Потом раннее приобщение к труду и чувство гордости человека, впервые севшего верхом на коня или взявшего в руки кнут. Но если бы все в меру… Нередко детство тускнеет от чрезмерного труда. И тогда его питают мечты.
А когда наступает юность и приходит первая любовь, когда село становится не только местом обиталища, а песенной столицей всего мира тогда нет берегов у радостей…
Потом радости меркнут под непрерывным иссушающим ветром забот. Заботы приходят, когда уходит юность. Надо становиться хозяином, кормить и одевать семью, надо изо всех сил отбиваться от бедности.

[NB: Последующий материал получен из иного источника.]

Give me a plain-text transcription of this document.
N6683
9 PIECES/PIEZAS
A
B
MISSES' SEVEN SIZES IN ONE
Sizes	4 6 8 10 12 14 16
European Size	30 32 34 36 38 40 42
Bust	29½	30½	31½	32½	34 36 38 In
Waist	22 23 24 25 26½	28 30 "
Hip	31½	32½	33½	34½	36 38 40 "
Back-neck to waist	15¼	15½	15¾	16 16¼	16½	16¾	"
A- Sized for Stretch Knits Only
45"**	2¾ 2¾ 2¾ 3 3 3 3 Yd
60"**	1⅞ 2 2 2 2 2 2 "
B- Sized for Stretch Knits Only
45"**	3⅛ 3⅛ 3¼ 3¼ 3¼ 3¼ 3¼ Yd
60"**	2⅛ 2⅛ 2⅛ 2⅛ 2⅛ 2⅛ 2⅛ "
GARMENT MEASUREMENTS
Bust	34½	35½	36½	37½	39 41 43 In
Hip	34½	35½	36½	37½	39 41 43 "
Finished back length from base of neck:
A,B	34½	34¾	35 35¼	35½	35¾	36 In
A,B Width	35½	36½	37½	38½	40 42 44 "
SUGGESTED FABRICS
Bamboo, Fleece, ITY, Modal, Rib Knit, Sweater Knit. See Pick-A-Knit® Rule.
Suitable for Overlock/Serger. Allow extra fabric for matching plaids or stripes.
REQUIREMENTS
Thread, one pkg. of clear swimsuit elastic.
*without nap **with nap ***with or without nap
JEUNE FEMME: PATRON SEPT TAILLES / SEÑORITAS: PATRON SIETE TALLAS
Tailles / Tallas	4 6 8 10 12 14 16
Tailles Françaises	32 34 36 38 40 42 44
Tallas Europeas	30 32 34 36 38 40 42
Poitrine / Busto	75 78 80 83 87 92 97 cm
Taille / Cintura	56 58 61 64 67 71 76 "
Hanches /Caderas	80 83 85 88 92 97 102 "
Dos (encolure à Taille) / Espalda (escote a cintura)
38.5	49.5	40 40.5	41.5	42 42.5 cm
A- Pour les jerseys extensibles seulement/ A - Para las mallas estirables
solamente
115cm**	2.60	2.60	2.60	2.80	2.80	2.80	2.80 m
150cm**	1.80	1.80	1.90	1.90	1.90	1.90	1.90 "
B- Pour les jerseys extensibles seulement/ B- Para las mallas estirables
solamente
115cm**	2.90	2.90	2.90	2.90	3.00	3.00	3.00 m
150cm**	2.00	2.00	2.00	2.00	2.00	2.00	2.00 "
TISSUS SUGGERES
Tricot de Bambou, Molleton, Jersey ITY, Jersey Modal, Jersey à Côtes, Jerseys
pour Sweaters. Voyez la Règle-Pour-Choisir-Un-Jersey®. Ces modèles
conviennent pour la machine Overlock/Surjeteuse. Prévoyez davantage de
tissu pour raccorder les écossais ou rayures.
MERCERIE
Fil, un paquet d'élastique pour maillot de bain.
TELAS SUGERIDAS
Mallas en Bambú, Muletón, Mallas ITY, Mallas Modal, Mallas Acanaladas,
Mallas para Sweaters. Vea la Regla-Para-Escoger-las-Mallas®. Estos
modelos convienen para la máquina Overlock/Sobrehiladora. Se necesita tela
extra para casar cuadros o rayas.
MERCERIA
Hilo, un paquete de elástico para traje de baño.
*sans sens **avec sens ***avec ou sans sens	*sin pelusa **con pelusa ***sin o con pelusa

Остается только одна общая для всех потаенная радость: надежда разбогатеть. Не безгрешна? это надежда… Родная она сестра хищному зверю, именуемому честолюбием. Обязательно просыпается этот зверь в крестьянине, если удается ему создать прочные заслоны от бедности. А если и не удается, если и остается селянин забитым нуждой, все равно где-то на самом донышке его сердца дремлет этот лютый хищник. И чем больше иной крестьянин презираем за свою бедность и темноту, тем подчас глубже бездна его честолюбия и самолюбия. Стоит только замутить этот омут хоть какой-то удачей или счастливой случайностью…
Не было в Кохановке беднее хлопца, чем Хтома Заволока. Родители его жили до революции в той тяжкой серости, когда лишний рот в семье считался божьим наказанием.
Может, потому, что мать Хтомы надрывалась непосильной работой, когда носила его в чреве, недоедала и недосыпала, а может, потому, что родился Хтома в лютую стужу в холодной бедняцкой хате, природа наделила его лицо далеко не привлекательными чертами.